As to defendants Adell Chemical Company, Inc. and Jackson Associates, Inc.: it is incumbent upon the plaintiff *704in this action to point out the law under which he claims that his complaint sets forth a cause of action. In his brief plaintiff makes the observation that “since the wrong done is alleged to have occurred throughout the United States and Canada, the substantive law of any one of the States or of Canada may apply.” While this may be true as a matter of theory, it is incumbent upon the plaintiff to show which substantive law does in fact apply, and does in fact create the cause of action upon which he seeks to rely. Plaintiff does not establish a cause of action by inviting the Court to conduct its own examination of the law of all 51 jurisdictions, as is done in plaintiff’s brief in opposition to the motion to dismiss.

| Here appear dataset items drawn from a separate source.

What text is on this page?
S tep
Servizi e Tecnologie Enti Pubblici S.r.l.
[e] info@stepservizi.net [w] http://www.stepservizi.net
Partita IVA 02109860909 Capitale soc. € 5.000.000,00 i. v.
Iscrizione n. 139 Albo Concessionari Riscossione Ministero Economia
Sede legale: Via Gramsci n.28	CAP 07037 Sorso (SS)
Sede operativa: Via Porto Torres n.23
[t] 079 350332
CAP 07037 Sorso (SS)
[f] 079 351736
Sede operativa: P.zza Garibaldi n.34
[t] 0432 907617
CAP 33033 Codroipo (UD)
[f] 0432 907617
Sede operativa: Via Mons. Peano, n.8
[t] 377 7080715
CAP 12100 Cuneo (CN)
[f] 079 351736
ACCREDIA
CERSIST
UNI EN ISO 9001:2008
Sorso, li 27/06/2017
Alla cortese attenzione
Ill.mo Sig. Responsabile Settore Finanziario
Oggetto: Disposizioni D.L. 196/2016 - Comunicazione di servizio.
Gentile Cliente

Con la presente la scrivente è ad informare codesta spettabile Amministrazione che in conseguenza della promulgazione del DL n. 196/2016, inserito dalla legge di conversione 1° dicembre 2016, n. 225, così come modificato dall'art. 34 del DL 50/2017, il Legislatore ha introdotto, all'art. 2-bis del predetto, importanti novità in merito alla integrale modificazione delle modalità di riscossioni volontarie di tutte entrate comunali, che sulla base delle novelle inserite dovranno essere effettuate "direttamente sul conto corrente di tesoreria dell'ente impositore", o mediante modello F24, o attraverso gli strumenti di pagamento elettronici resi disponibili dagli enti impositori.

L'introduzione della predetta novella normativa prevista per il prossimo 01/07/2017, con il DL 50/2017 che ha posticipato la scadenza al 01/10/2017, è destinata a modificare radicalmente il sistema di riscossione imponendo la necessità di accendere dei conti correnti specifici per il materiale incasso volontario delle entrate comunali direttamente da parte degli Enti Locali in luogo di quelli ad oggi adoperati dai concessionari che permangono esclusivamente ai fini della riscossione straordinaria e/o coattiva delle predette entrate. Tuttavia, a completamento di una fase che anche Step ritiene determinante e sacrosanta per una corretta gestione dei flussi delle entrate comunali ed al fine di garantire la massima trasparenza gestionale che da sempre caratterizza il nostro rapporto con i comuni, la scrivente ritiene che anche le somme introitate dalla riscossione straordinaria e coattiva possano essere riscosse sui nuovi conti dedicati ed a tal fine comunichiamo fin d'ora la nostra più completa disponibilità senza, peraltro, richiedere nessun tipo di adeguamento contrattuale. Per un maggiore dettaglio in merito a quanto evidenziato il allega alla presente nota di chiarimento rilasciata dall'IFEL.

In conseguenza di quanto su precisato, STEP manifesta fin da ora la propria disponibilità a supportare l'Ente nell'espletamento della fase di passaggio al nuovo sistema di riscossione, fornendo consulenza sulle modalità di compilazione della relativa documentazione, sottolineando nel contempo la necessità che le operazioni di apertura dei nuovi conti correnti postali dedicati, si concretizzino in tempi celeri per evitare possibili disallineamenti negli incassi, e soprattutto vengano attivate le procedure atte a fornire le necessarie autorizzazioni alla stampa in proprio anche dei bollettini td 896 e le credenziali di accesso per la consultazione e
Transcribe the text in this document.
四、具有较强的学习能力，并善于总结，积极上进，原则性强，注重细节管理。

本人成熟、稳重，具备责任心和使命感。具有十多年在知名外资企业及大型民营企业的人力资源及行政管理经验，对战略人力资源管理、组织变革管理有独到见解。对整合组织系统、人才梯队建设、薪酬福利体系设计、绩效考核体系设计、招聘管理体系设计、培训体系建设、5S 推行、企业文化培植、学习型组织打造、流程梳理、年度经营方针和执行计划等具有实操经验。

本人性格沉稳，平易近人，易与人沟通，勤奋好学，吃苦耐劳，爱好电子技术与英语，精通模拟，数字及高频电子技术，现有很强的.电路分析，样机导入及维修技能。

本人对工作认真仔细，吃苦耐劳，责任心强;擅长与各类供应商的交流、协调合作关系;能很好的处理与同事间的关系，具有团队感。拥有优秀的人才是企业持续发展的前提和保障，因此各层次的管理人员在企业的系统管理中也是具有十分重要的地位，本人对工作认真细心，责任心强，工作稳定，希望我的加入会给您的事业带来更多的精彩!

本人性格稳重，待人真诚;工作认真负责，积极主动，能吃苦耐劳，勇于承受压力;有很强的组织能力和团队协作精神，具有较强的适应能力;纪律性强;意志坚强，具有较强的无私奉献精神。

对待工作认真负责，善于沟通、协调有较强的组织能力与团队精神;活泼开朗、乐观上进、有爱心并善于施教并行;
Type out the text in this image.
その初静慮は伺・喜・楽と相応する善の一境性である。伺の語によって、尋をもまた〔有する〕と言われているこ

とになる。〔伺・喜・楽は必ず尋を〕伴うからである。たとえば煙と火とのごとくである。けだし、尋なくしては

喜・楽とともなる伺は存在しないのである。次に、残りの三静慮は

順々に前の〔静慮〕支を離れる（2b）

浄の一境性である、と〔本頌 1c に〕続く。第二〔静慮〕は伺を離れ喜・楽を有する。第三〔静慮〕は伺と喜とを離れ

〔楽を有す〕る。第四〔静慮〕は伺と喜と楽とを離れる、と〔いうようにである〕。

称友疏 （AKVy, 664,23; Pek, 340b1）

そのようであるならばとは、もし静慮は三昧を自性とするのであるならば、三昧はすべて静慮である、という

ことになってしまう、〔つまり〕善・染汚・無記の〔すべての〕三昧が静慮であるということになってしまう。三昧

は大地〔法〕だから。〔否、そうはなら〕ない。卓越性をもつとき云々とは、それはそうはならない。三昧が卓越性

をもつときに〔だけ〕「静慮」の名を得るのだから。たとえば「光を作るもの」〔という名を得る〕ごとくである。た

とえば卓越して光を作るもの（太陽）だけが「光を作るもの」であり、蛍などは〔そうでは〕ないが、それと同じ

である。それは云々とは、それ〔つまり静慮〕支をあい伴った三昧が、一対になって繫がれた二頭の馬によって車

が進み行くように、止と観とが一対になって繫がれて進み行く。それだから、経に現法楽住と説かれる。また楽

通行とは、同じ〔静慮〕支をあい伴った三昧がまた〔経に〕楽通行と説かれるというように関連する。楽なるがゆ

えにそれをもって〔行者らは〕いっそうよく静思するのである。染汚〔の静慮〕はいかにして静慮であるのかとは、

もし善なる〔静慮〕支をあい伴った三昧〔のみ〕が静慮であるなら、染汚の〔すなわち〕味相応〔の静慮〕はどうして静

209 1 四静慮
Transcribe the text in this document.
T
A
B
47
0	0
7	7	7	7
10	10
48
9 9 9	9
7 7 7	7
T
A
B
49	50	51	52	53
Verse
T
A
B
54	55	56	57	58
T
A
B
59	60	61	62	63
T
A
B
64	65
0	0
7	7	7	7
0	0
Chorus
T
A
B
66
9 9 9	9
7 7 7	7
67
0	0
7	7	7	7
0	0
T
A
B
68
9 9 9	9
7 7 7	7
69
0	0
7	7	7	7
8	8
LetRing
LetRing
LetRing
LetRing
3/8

 Plaintiff next makes the point that defamation is actionable and that this is too obvious to require belaboring. While this is true, there is nothing in the instant complaint sufficient to make out a case of defamation against the plaintiff Lahr, who at no time was identified by name in any of the film commercials under attack. Plaintiff then suggests that we might have here an actionable wrong “without the necessity of giving it a traditional label.” A Federal district court sitting in a diversity case must follow the conflict of law rules of the State in which it sits, and absent a showing by plaintiff that the Massachusetts law of conflict of laws would lead to, recognize, and provide a recovery for such a label-less, anonymous tort, this suggestion avails the plaintiff naught.
Lastly, plaintiff relies on a group of three cases, Gardella v. Log Cabin, 2 Cir., 1937, 89 F.2d 891, Waring v. Dunlea, D.C.1939, 26 F.Supp. 338, and Prouty v. National Broadcasting Co., Inc., D.C.1939, 26 F.Supp. 265. None of these cases tend to establish that a cause of action exists on the facts of the instant case. The Prouty case involved a suit by the copyright owner of the novel “Stella Dallas,” and is distinguishable as a case involving copyright owner’s protection of rights which flow from the fact that her novel “Stella Dallas” was copyrighted. The Waring case involves the unauthorized use of electronic transcriptions of the performance of various songs by Fred Waring’s orchestra which had been made and sold only for use on radio programs sponsored by the Ford Motor Company. The Gardella case tends to support the motion to dismiss, involving, as it does, reversal by the Court of Appeals for the Second Circuit of a finding by the District Court in favor of the plaintiff in an action allegedly involving the original and an imitation “Aunt Jemima.”
The motion to dismiss is granted by reason of the complaint’s failure to state a cognizable cause of action.